GQG Partners reported a robust first half of 2025 with funds under management rising to US$172.4 billion and net revenue increasing 11%, driven by solid net inflows and capital appreciation. The firm also expanded its product suite, including launching an active ETF, while maintaining strong investment performance across strategies.
- Funds under management increased 10.8% to US$172.4 billion
- Net revenue rose 11% to US$403 million; net operating income up 12.3%
- Net inflows of US$8 billion and capital appreciation contributed to growth
- Launched first active ETF and expanded retail separately managed accounts
- Multiple funds awarded Morningstar Gold Medals for sustained outperformance
Financial Growth and Operational Highlights
GQG Partners has posted a strong set of half-year results for the period ending 30 June 2025, with funds under management (FUM) climbing to US$172.4 billion, marking a 10.8% increase from the previous year. This growth was underpinned by net inflows of US$8 billion and capital appreciation of US$11.4 billion, reflecting both investor confidence and positive market performance.
Net revenue rose 11% to US$403 million, while net operating income increased 12.3% to US$306.8 million. The firm’s average management fee rate saw a slight decline to 48.2 basis points, attributed to a shift in strategy and vehicle mix, but this was more than offset by the growth in average FUM from US$139.5 billion to US$162.9 billion. Performance fees decreased by US$5.7 million due to lower relative investment returns during the performance fee look-back period.
Strategic Expansion and Product Innovation
Operationally, GQG expanded its team by 20% year-over-year, growing from 199 to 239 employees to support business growth. The firm also broadened its product offerings, notably launching its first active ETF, the GQG US Equity ETF (GQGU), which amassed approximately US$200 million in assets shortly after its July 2025 debut. This move positions GQG to capitalize on growing investor demand for active ETFs and diversifies its distribution channels.
Additionally, GQG’s retail separately managed accounts (SMA) business continues to gain traction, managing around US$7.4 billion for eight of the top ten managed account sponsors in the US. This segment saw record net inflows of US$2.5 billion in the first half of 2025, significantly outpacing prior years and highlighting the firm’s ability to capture growth in the expanding US retail asset management market.
Investment Performance and Market Recognition
GQG’s investment strategies continue to outperform their benchmarks since inception, with all primary strategies delivering top-quintile alpha and Sharpe ratios.

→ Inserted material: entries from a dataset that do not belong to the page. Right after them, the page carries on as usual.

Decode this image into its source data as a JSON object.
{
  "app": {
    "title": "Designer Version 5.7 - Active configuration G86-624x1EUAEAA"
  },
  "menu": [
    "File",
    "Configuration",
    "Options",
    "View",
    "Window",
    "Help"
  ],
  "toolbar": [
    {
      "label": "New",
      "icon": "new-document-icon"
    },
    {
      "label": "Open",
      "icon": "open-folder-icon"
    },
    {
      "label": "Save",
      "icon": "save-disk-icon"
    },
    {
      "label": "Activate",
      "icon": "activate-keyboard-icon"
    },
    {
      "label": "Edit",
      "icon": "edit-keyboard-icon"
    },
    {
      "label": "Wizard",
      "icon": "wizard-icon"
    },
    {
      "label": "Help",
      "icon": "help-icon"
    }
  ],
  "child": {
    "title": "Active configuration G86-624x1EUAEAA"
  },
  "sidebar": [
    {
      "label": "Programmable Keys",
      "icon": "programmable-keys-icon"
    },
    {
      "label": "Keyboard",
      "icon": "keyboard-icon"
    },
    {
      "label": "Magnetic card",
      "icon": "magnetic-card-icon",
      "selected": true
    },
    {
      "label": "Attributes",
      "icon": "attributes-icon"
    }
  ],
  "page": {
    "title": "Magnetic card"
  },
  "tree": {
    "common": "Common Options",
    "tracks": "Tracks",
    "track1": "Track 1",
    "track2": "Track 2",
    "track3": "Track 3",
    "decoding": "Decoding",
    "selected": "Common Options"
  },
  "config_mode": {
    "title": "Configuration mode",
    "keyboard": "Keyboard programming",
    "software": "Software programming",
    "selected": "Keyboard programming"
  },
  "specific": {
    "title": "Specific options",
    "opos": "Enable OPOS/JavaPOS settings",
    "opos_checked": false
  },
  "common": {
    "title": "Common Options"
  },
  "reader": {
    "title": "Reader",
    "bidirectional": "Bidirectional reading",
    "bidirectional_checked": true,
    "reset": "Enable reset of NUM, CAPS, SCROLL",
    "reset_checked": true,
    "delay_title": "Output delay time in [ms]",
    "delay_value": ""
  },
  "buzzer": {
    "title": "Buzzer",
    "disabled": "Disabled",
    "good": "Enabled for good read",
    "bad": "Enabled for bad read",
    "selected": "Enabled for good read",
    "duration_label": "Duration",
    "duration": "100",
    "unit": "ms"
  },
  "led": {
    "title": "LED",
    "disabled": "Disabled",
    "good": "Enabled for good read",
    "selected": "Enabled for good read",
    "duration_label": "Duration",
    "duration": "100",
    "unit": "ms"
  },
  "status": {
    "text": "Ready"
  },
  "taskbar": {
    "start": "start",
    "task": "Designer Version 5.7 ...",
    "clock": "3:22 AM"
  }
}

The firm boasts 10 out of 14 funds carrying Morningstar Gold Medals, underscoring consistent, high-quality performance. Notably, the Global Equity and Emerging Markets Equity strategies have demonstrated strong risk-adjusted returns, outperforming their respective MSCI benchmarks over multiple time horizons.

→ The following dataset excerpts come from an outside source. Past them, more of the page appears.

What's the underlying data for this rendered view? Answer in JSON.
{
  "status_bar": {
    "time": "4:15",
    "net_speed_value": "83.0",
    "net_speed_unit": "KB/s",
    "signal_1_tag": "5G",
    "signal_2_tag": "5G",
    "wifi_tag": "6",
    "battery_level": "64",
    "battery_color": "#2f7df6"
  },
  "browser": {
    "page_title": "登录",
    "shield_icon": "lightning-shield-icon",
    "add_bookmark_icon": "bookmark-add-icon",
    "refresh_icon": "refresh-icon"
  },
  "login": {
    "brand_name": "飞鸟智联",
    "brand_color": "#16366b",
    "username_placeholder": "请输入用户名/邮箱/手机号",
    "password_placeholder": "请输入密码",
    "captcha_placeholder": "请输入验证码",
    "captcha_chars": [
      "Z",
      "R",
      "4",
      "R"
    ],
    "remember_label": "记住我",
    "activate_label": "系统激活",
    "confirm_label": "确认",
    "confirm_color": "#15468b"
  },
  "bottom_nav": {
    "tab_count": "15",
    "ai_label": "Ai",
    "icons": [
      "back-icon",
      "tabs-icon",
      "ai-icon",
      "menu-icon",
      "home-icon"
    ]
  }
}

The firm’s disciplined investment approach, emphasizing forward-looking quality and sustainable competitive advantages, remains central to its value proposition. This focus has helped GQG maintain its position as a top 10 US active mutual fund family by net flows and achieve leading rankings in key markets including Australia and Europe.
Balance Sheet Strength and Dividend Policy
GQG’s balance sheet remains robust with total assets of US$488.1 million as of June 30, 2025. The company continues to prioritize returning capital to shareholders, having paid US$224.1 million in dividends during the first half of the year. The board declared a second quarter interim dividend of US$0.0356 per share, representing a 90% payout ratio of distributable earnings, maintaining a consistent and shareholder-friendly dividend policy.

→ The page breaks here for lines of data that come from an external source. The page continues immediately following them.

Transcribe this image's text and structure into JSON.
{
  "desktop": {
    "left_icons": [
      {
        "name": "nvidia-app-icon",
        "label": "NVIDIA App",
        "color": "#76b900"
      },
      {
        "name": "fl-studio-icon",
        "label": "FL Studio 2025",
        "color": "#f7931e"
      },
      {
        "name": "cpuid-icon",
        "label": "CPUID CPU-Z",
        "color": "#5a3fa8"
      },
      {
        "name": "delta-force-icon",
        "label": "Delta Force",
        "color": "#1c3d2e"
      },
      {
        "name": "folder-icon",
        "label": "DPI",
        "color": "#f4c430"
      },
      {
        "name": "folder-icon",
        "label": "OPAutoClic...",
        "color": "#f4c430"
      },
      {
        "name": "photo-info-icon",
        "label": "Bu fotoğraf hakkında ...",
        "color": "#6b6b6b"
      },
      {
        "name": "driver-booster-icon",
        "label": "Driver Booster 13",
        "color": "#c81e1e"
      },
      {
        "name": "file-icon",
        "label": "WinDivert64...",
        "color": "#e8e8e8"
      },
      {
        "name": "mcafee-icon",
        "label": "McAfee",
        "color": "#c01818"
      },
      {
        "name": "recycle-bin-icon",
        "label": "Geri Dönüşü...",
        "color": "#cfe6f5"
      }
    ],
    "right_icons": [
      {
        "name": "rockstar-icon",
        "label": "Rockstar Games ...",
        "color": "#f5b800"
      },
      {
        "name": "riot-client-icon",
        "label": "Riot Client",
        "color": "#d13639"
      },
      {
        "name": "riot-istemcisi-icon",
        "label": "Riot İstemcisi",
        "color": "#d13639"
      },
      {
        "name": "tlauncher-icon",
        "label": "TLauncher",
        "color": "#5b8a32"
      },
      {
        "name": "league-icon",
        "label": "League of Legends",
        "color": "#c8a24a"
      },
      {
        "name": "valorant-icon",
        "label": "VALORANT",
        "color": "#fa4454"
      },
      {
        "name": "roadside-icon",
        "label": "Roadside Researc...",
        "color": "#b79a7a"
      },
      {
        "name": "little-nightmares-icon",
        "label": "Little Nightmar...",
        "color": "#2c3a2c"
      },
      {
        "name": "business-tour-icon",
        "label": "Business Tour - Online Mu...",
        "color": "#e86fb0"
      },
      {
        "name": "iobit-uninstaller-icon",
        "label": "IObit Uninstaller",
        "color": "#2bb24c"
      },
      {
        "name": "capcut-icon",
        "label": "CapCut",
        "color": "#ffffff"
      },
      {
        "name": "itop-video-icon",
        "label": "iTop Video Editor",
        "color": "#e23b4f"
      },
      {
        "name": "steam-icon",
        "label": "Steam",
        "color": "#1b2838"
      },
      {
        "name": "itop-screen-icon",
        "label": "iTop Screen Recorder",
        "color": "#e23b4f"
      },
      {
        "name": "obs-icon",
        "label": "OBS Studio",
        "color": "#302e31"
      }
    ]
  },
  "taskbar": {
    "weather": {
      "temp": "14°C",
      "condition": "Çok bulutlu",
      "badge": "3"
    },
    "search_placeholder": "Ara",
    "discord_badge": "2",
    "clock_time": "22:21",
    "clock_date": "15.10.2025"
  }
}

Cash management remains focused on working capital needs and dividends, with advisory fee receivables growing in line with higher management fees. The firm also reported a modest increase in operating expenses, primarily driven by compensation and third-party distribution fees, reflecting its investment in talent and expanded distribution capabilities.
Looking Ahead
GQG Partners is well-positioned to leverage growth opportunities in the US retail SMA market and expand its ETF offerings. The firm’s commitment to delivering sustainable, high-performance investment outcomes with reasonable fees, combined with a highly aligned and experienced team, sets a strong foundation for continued success. Investors will be watching closely to see how GQG navigates evolving market conditions and capitalizes on its strategic initiatives in the coming quarters.
Bottom Line?
GQG’s strong half-year momentum and strategic expansions set the stage for sustained growth, but fee pressures and market volatility remain key watchpoints.
Questions in the middle?
- How will GQG manage fee rate compression amid shifting strategy and vehicle mix?
- What new ETF products or strategies might GQG launch following its initial ETF success?
- Can GQG sustain net inflows in retail SMA and mutual funds amid competitive market dynamics?